Buy-Sell Agreements


A General Introduction to Buy-Sell Agreements
By Jeffrey A. Duling, Esq.

What is a Buy-Sell Agreement?
A buy-sell agreement is an agreement whereby the owners of a company and the company itself come to an understanding as to how the owners' interests may be sold or transferred.

Why Enter into a Buy-Sell Agreement?
Buy-sell agreements give assurance to the owners of businesses—usually closely-held businesses—that they will know and have control over who their partners are in the future. They also provide mechanisms for owners to remove themselves from the business and liquidate their interests. Owners also have the assurance that their interests will provide for their families when they have passed.

What is Covered in a Buy-Sell Agreement?
First, the triggering events of a buy-sell agreement are outlined. These are the events under which the owner's interest may, or must, be sold. These provisions may include retirement, disability, death, emergency or simply the desire to leave the company.

Second, the agreement will specify who is to purchase the agreement. This will usually be the company, the remaining owners or a combination of the two.

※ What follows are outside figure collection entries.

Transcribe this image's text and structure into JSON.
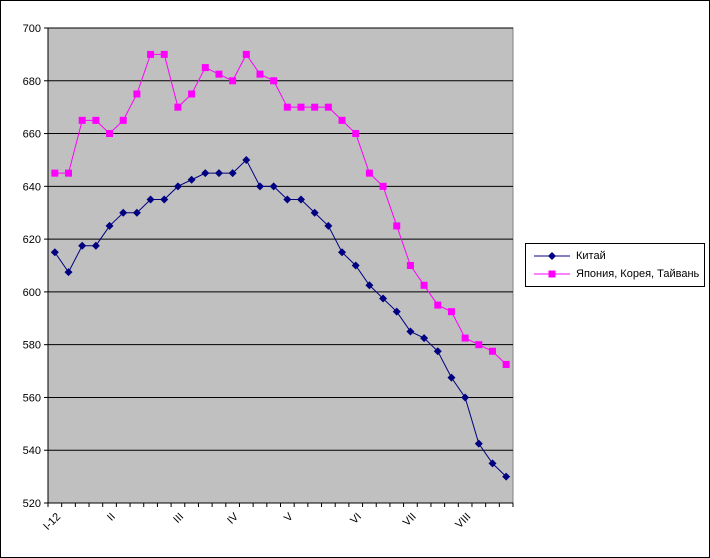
{
  "chart_data": {
    "type": "line",
    "title": "",
    "xlabel": "",
    "ylabel": "",
    "ylim": [
      520,
      700
    ],
    "yticks": [
      520,
      540,
      560,
      580,
      600,
      620,
      640,
      660,
      680,
      700
    ],
    "grid": "horizontal",
    "legend_position": "right",
    "plot_background": "#c0c0c0",
    "x_tick_labels": [
      {
        "label": "I-12",
        "index": 0
      },
      {
        "label": "II",
        "index": 4
      },
      {
        "label": "III",
        "index": 9
      },
      {
        "label": "IV",
        "index": 13
      },
      {
        "label": "V",
        "index": 17
      },
      {
        "label": "VI",
        "index": 22
      },
      {
        "label": "VII",
        "index": 26
      },
      {
        "label": "VIII",
        "index": 30
      }
    ],
    "series": [
      {
        "name": "Китай",
        "color": "#000080",
        "marker": "diamond",
        "values": [
          615,
          607.5,
          617.5,
          617.5,
          625,
          630,
          630,
          635,
          635,
          640,
          642.5,
          645,
          645,
          645,
          650,
          640,
          640,
          635,
          635,
          630,
          625,
          615,
          610,
          602.5,
          597.5,
          592.5,
          585,
          582.5,
          577.5,
          567.5,
          560,
          542.5,
          535,
          530
        ]
      },
      {
        "name": "Япония, Корея, Тайвань",
        "color": "#ff00ff",
        "marker": "square",
        "values": [
          645,
          645,
          665,
          665,
          660,
          665,
          675,
          690,
          690,
          670,
          675,
          685,
          682.5,
          680,
          690,
          682.5,
          680,
          670,
          670,
          670,
          670,
          665,
          660,
          645,
          640,
          625,
          610,
          602.5,
          595,
          592.5,
          582.5,
          580,
          577.5,
          572.5
        ]
      }
    ]
  }
}
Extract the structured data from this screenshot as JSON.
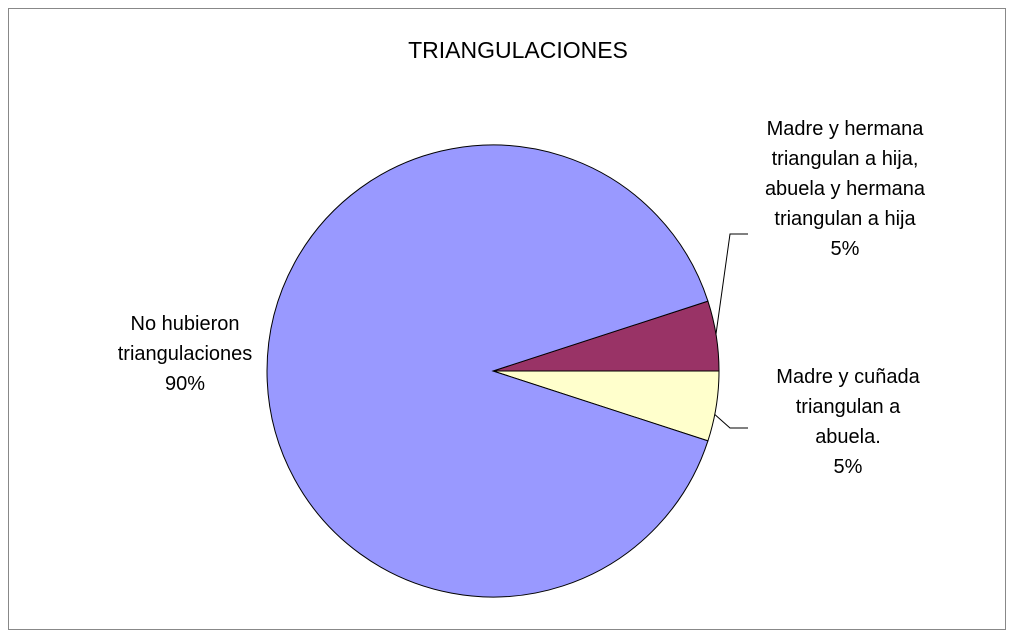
{
  "chart_data": {
    "type": "pie",
    "title": "TRIANGULACIONES",
    "categories": [
      "Madre y hermana triangulan a hija, abuela y hermana triangulan a hija",
      "Madre y cuñada triangulan a abuela.",
      "No hubieron triangulaciones"
    ],
    "values": [
      5,
      5,
      90
    ],
    "value_labels": [
      "5%",
      "5%",
      "90%"
    ],
    "colors": [
      "#993366",
      "#ffffcc",
      "#9999ff"
    ]
  }
}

Third, the valuation of the company is determined. There are a multitude of various options available. As a general rule it is desirable to set a mechanism for determining value that is clear and accurately reflects the value of the owner's interest. Fixed values, book values and appraised values are a representative group of possible means of evaluation. Each has its pros and cons and the appropriate system for any given agreement is dependent on the specific facts and circumstances.

Fourth, the agreement will specify the timing of options, sales and payments. A buy-sell agreement often specifies time periods for making decisions, for arranging financing and for providing payments to the selling party.

The final and most often overlooked aspect is the means by which the company or remaining owners will pay for the departing owner's interest. A buy-sell without a viable funding mechanism is virtually worthless. There are numerous ways of funding these plans. You can create cash or liquid asset accounts; you can purchase insurance policies either individually owned or corporately owned; you can create privatized annuities; and, you can arrange for installment plans. Additionally, there are corporate structuring options that may aid in these arrangements.

The Bottom Line.

A well drafted buy-sell agreement provides security and predictability for the owners of a business. They will be assured of their future partners as well as being assured of the liquidity of their interests. The agreement will accomplish these goals while minimizing strife and discord. Additionally, the agreement will have as little impact on the operation of the business as is possible.